= Vector Field Histogram =

In robotics, Vector Field Histogram (VFH) is a real time motion planning algorithm proposed by Johann Borenstein and Yoram Koren in 1991. The VFH utilizes a statistical representation of the robot's environment through the so-called histogram grid, and therefore places great emphasis on dealing with uncertainty from sensor and modeling errors. Unlike other obstacle avoidance algorithms, VFH takes into account the dynamics and shape of the robot, and returns steering commands specific to the platform. While considered a local path planner, i.e., not designed for global path optimality, the VFH has been shown to produce near optimal paths.

The original VFH algorithm was based on previous work on Virtual Force Field, a local path-planning algorithm. VFH was updated in 1998 by Iwan Ulrich and Johann Borenstein, and renamed VFH+ (unofficially "Enhanced VFH"). The approach was updated again in 2000 by Ulrich and Borenstein, and was renamed VFH*. VFH is currently one of the most popular local planners used in mobile robotics, competing with the later developed dynamic window approach. Many robotic development tools and simulation environments contain built-in support for the VFH, such as in the Player Project.

==VFH==
The Vector Field Histogram was developed with aims of being computationally efficient, robust, and insensitive to misreadings. In practice, the VFH algorithm has proven to be fast and reliable, especially when traversing densely populated obstacle courses.

At the center of the VFH algorithm is the use of statistical representation of obstacles, through histogram grids (see also occupancy grid). Such representation is well suited for inaccurate sensor data, and accommodates fusion of multiple sensor readings.

The VFH algorithm contains three major components:

1. Cartesian histogram grid: a two-dimensional Cartesian histogram grid is constructed with the robot's range sensors, such as a sonar or a laser rangefinder. The grid is continuously updated in real time.
2. Polar histogram: a one-dimensional polar histogram is constructed by reducing the Cartesian histogram around the momentary location of the robot.
3. Candidate valley: consecutive sectors with a polar obstacle density below threshold, known as candidate valleys, is selected based on the proximity to the target direction.

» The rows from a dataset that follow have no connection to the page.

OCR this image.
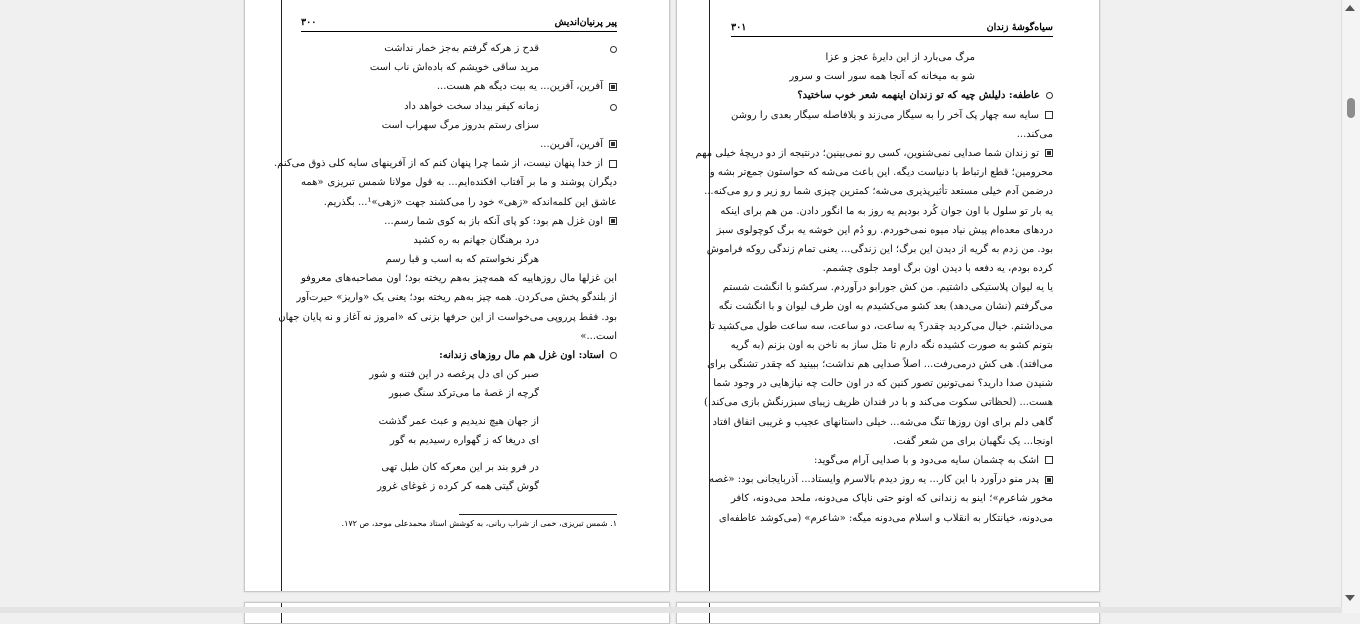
۳۰۰	پیر پرنیان‌اندیش
قدح ز هرکه گرفتم به‌جز خمار نداشت
مرید ساقی خویشم که باده‌اش ناب است
آفرین، آفرین... یه بیت دیگه هم هست...
زمانه کیفر بیداد سخت خواهد داد
سزای رستم بدروز مرگ سهراب است
آفرین، آفرین...
از خدا پنهان نیست، از شما چرا پنهان کنم که از آفرینهای سایه کلی ذوق می‌کنم.
دیگران پوشند و ما بر آفتاب افکنده‌ایم... به قول مولانا شمس تبریزی «همه
عاشق این کلمه‌اندکه «زهی» خود را می‌کشند جهت «زهی»¹... بگذریم.
اون غزل هم بود: کو پای آنکه باز به کوی شما رسم...
درد برهنگان جهانم به ره کشید
هرگز نخواستم که به اسب و قبا رسم
این غزلها مال روزهاییه که همه‌چیز به‌هم ریخته بود؛ اون مصاحبه‌های معروفو
از بلندگو پخش می‌کردن. همه چیز به‌هم ریخته بود؛ یعنی یک «واریز» حیرت‌آور
بود. فقط پرروپی می‌خواست از این حرفها بزنی که «امروز نه آغاز و نه پایان جهان
است...»
استاد: اون غزل هم مال روزهای زندانه:
صبر کن ای دل پرغصه در این فتنه و شور
گرچه از غصهٔ ما می‌ترکد سنگ صبور
از جهان هیچ ندیدیم و عبث عمر گذشت
ای دریغا که ز گهواره رسیدیم به گور
در فرو بند بر این معرکه کان طبل تهی
گوش گیتی همه کر کرده ز غوغای غرور
۱. شمس تبریزی، خمی از شراب ربانی، به کوشش استاد محمدعلی موحد، ص ۱۷۲.
۳۰۱	سیاه‌گوشهٔ زندان
مرگ می‌بارد از این دایرهٔ عجز و عزا
شو به میخانه که آنجا همه سور است و سرور
عاطفه: دلیلش چیه که تو زندان اینهمه شعر خوب ساختید؟
سایه سه چهار پک آخر را به سیگار می‌زند و بلافاصله سیگار بعدی را روشن
می‌کند...
تو زندان شما صدایی نمی‌شنوین، کسی رو نمی‌بینین؛ درنتیجه از دو دریچهٔ خیلی مهم
محرومین؛ قطع ارتباط با دنیاست دیگه. این باعث می‌شه که حواستون جمع‌تر بشه و
درضمن آدم خیلی مستعد تأثیرپذیری می‌شه؛ کمترین چیزی شما رو زیر و رو می‌کنه...
یه بار تو سلول با اون جوان کُرد بودیم یه روز به ما انگور دادن. من هم برای اینکه
دردهای معده‌ام پیش نیاد میوه نمی‌خوردم. رو دُم این خوشه یه برگ کوچولوی سبز
بود. من زدم به گریه از دیدن این برگ؛ این زندگی... یعنی تمام زندگی روکه فراموش
کرده بودم، یه دفعه با دیدن اون برگ اومد جلوی چشمم.
یا یه لیوان پلاستیکی داشتیم. من کش جورابو درآوردم. سرکشو با انگشت شستم
می‌گرفتم (نشان می‌دهد) بعد کشو می‌کشیدم به اون طرف لیوان و با انگشت نگه
می‌داشتم. خیال می‌کردید چقدر؟ یه ساعت، دو ساعت، سه ساعت طول می‌کشید تا
بتونم کشو به صورت کشیده نگه دارم تا مثل ساز به ناخن به اون بزنم (به گریه
می‌افتد). هی کش درمی‌رفت... اصلاً صدایی هم نداشت؛ ببینید که چقدر تشنگی برای
شنیدن صدا دارید؟ نمی‌تونین تصور کنین که در اون حالت چه نیازهایی در وجود شما
هست... (لحظاتی سکوت می‌کند و با در قندان ظریف زیبای سبزرنگش بازی می‌کند.)
گاهی دلم برای اون روزها تنگ می‌شه... خیلی داستانهای عجیب و غریبی اتفاق افتاد
اونجا... یک نگهبان برای من شعر گفت.
اشک به چشمان سایه می‌دود و با صدایی آرام می‌گوید:
پدر منو درآورد با این کار... یه روز دیدم بالاسرم وایستاد... آذربایجانی بود: «غصه
مخور شاعرم»؛ اینو به زندانی که اونو حتی ناپاک می‌دونه، ملحد می‌دونه، کافر
می‌دونه، خیانتکار به انقلاب و اسلام می‌دونه میگه: «شاعرم» (می‌کوشد عاطفه‌ای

Once the center of the selected candidate direction is determined, orientation of the robot is steered to match. The speed of the robot is reduced when approaching obstacles head-on.

==VFH+==
The VFH+ algorithm improvements include:

1. Threshold hysteresis: a hysteresis increases the smoothness of the planned trajectory.
2. Robot body size: robots of different sizes are taken into account, eliminating the need to manually adjust parameters via low-pass filters.
3. Obstacle look-ahead: sectors that are blocked by obstacles are masked in VFH+, so that the steer angle is not directed into an obstacle.
4. Cost function: a cost function was added to better characterize the performance of the algorithm, and also gives the possibility of switching between behaviours by changing the cost function or its parameters.

==VFH*==
In August 2000, Iwan Ulrich and Johann Borenstein published a paper describing VFH*, claiming improvement upon the original VFH algorithms by explicitly dealing with the shortcomings of a local planning algorithm, in that global optimality is not ensured. In VFH*, the algorithm verifies the steering command produced by using the A* search algorithm to minimize the cost and heuristic functions. While simple in practice, it has been shown in experimental results that this look-ahead verification can successfully deal with problematic situations that the original VFH and VFH+ cannot handle (the resulting trajectory is fast and smooth, with no significant slow down in presence of obstacles).